Politicians wrung their hands and whined that this was an offensive and un-Christian exhibit.  There were crocodile tears at its destruction.  They were so blinded by their intolerance for any view that differed from their pre-conceived view of what was acceptable, they failed to appreciate that this artful satire was entirely Christian, condemning the crass materialism of the post-thanksgiving retail sales orgy that vitiates the true meaning of Christmas.  One Christian pastor from Loudoun said the display was representative of “[t]he materialistic mugging of a religious tradition that has created a ‘Christmas market’ and ‘crucified’ a transcending spirit of Christmas ….”  He compared this current artistic expression to Jesus’ historic objection to the “market around [the] ritual sacrifices in the Temple in Jerusalem.” After all, this pastor said, if Jesus and his followers had not protested that Jerusalem “market,” among other controversial teachings of his public ministry, Jesus would have never been sacrificed on the cross, and his birth would have had no historic or religious significance. 
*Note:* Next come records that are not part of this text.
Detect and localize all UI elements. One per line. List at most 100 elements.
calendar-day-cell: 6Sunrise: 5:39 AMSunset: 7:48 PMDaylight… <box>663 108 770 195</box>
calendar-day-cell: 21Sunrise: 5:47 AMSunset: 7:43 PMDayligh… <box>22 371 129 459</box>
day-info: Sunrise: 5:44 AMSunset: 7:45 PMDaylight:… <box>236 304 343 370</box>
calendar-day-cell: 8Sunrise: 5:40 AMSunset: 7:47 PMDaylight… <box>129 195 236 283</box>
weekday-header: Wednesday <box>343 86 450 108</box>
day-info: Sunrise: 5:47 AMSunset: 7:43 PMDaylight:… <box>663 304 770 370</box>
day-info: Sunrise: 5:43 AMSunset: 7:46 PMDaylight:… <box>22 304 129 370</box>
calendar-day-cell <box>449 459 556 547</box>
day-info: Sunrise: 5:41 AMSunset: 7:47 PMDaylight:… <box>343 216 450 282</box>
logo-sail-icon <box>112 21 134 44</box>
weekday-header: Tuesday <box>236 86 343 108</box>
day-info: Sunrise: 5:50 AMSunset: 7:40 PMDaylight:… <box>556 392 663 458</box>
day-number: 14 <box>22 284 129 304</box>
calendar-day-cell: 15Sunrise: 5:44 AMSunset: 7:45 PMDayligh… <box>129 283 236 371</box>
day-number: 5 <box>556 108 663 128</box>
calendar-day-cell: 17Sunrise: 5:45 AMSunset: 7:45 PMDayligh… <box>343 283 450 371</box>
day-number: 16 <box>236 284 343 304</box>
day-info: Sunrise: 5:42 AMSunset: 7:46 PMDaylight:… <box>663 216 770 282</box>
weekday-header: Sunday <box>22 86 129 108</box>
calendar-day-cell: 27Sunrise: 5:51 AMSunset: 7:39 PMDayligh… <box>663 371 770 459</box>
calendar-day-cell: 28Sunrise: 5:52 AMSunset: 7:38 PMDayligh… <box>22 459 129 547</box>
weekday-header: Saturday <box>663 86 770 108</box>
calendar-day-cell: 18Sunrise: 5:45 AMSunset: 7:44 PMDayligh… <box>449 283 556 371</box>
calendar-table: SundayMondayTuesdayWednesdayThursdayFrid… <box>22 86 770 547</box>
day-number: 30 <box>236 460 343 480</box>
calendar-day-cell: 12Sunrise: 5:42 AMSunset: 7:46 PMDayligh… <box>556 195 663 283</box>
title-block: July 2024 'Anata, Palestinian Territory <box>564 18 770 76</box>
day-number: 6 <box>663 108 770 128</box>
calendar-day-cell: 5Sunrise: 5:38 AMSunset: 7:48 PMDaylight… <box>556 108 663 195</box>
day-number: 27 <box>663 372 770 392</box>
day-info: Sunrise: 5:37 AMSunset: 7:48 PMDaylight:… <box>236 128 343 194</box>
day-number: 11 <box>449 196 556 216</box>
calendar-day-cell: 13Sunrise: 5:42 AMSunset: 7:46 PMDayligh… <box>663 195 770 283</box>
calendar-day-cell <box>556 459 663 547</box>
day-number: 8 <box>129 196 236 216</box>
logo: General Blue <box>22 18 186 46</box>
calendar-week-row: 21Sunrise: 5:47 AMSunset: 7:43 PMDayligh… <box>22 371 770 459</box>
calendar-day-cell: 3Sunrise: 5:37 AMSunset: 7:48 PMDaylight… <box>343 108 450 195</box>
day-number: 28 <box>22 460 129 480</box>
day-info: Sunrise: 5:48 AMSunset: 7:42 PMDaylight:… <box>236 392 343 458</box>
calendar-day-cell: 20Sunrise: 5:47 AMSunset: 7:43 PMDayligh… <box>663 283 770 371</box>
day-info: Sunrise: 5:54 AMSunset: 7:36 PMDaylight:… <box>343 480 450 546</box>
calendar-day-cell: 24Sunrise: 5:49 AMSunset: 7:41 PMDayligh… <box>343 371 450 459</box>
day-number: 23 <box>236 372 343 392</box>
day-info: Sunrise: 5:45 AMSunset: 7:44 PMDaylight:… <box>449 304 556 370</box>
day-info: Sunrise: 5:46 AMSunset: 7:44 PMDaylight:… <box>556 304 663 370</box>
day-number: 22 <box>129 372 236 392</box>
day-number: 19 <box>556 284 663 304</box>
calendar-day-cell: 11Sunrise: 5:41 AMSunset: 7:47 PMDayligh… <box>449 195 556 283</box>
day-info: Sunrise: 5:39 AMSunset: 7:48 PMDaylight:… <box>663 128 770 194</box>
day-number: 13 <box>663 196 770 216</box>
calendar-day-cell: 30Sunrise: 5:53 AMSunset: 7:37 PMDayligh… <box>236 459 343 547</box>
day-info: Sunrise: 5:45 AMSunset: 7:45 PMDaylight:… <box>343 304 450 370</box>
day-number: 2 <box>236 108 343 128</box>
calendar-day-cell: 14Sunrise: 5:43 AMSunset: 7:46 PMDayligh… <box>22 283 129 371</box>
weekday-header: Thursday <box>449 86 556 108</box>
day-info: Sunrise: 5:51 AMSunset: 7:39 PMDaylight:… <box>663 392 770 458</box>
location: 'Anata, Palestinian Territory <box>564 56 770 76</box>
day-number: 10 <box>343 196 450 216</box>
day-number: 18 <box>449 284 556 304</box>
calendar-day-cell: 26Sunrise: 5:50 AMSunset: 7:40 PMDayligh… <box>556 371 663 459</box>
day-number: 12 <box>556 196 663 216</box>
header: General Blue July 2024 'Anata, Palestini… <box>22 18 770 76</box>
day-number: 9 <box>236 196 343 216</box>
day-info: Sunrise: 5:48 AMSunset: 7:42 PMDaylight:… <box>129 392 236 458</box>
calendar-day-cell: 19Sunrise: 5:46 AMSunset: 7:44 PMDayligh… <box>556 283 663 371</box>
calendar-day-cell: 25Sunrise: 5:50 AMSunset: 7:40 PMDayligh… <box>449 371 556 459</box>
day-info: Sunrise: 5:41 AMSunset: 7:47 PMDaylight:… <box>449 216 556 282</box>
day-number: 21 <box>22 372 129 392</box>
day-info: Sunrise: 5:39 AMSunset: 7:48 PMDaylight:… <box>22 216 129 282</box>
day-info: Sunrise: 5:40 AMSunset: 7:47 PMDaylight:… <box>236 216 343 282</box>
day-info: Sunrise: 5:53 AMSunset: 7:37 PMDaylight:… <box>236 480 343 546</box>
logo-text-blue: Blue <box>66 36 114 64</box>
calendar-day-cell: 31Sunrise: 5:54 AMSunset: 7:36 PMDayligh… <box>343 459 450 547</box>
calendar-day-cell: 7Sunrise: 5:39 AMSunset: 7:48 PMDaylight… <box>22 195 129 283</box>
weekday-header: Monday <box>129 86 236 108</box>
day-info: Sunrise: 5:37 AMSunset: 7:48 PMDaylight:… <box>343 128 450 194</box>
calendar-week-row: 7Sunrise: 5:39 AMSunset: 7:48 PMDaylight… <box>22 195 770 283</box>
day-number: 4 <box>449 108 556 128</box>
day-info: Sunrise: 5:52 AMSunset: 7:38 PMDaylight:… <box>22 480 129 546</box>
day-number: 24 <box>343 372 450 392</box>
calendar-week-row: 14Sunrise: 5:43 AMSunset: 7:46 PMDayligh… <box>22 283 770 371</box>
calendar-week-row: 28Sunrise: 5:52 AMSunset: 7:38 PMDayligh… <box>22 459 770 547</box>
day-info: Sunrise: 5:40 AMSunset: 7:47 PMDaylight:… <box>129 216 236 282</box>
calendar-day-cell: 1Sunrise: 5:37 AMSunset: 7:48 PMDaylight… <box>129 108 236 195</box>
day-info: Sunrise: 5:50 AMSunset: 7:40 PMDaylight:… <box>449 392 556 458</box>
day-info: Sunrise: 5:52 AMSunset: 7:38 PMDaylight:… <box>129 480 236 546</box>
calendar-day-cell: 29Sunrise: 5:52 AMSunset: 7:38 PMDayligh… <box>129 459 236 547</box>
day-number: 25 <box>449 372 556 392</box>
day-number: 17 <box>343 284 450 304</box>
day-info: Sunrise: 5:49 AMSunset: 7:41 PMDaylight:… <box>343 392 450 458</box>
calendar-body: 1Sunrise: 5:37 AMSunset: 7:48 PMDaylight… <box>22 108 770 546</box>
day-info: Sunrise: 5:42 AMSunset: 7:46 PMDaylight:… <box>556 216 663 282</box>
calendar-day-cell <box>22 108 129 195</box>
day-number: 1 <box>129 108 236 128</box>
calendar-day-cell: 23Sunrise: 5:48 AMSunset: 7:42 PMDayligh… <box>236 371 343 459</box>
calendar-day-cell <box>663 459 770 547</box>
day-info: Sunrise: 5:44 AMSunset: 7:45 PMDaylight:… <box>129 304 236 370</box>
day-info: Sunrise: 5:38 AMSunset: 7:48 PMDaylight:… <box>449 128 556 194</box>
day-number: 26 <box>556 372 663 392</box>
We shouldn’t need to be reminded that the First Amendment “freedom of speech” protects speech that some find intolerable, outrageous, even offensive -- the only brand of speech that truly needs protection.  Here we have Christians and other disapproving an entirely Christian message because they object to its presentation.
Other Christians – or so it appears - pulled down the fairly moderate lawn display of the Atheists that was both respectful in tone and presentation.  No question that this was not Christian.
In the end, the Christians who insisted on this pretext of “free speech” so that they could “establish” their religious belief couldn’t even respect the freedom of others to speak in opposition or even to speak with a difference in emphasis than they preferred or approved.
Going forward this New Year, we must not allow any sect of any religious belief to use the public square at taxpayers’ sufferance to establish their belief, and we must recognize that pretending that this is free speech when it is really about establishing and preferring one religion over another doesn’t work – especially not when some Christians can’t respect the rights of other to speak in disagreement or in a manner they disapprove.